By Vihaan Patel (Vihaan Patel covers the intersection of travel and digital payments — Indian OTAs, airline-direct booking flows, UPI vs credit-card surcharges, RBI tokenisation rules and the booking-funnel mechanics that quietly cost (or save) you money.) · Published · 10 min read

MakeMyTrip's Myra 2.0 and ixigo's Tara are the two most-marketed AI chatbots in Indian OTA land right now.
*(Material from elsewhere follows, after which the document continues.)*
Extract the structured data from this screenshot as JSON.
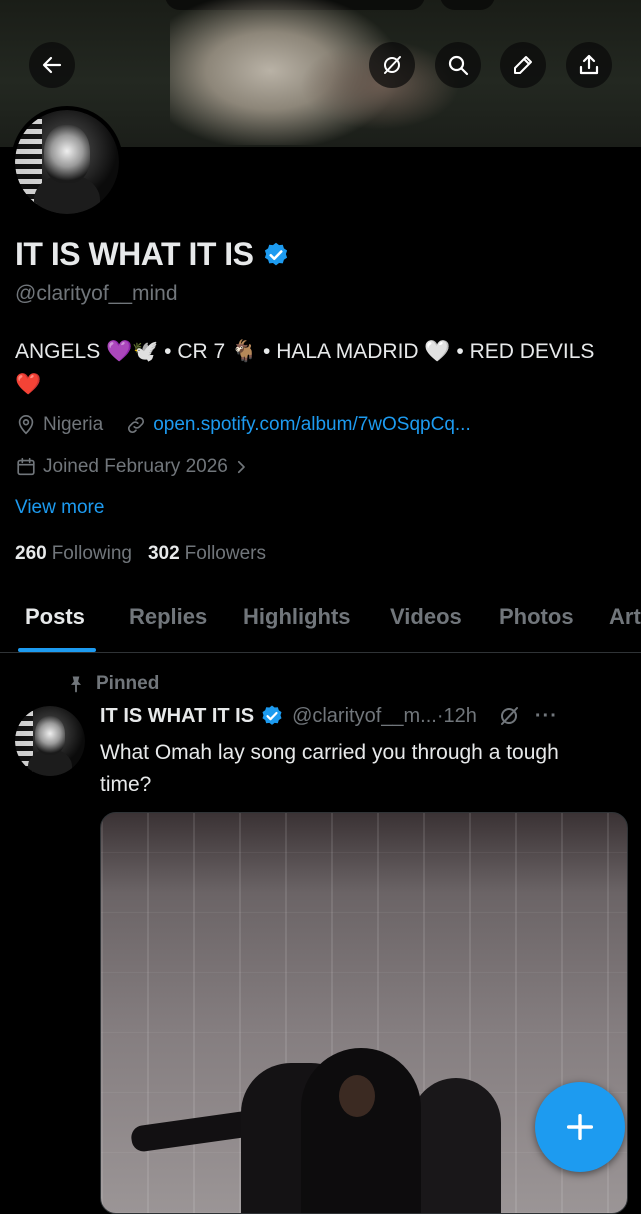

I ran both through identical search scenarios on IndiGo and Air India routes to see which one actually saves you time — and money.

TL;DR — which one wins?

For natural-language query handling, Myra 2.0 edges ahead — it handles multi-condition queries ('cheapest IndiGo flight from Delhi to Mumbai next week, morning only, under ₹4,000') more reliably than Tara, which sometimes defaults to a generic search results page instead of answering directly. Tara's edge is train+flight comparison and its price-trend charts, which are genuinely useful for planning. Neither chatbot should be your only search tool — both have blind spots, and neither is consistently cheaper than going direct to the airline for a clean one-way booking.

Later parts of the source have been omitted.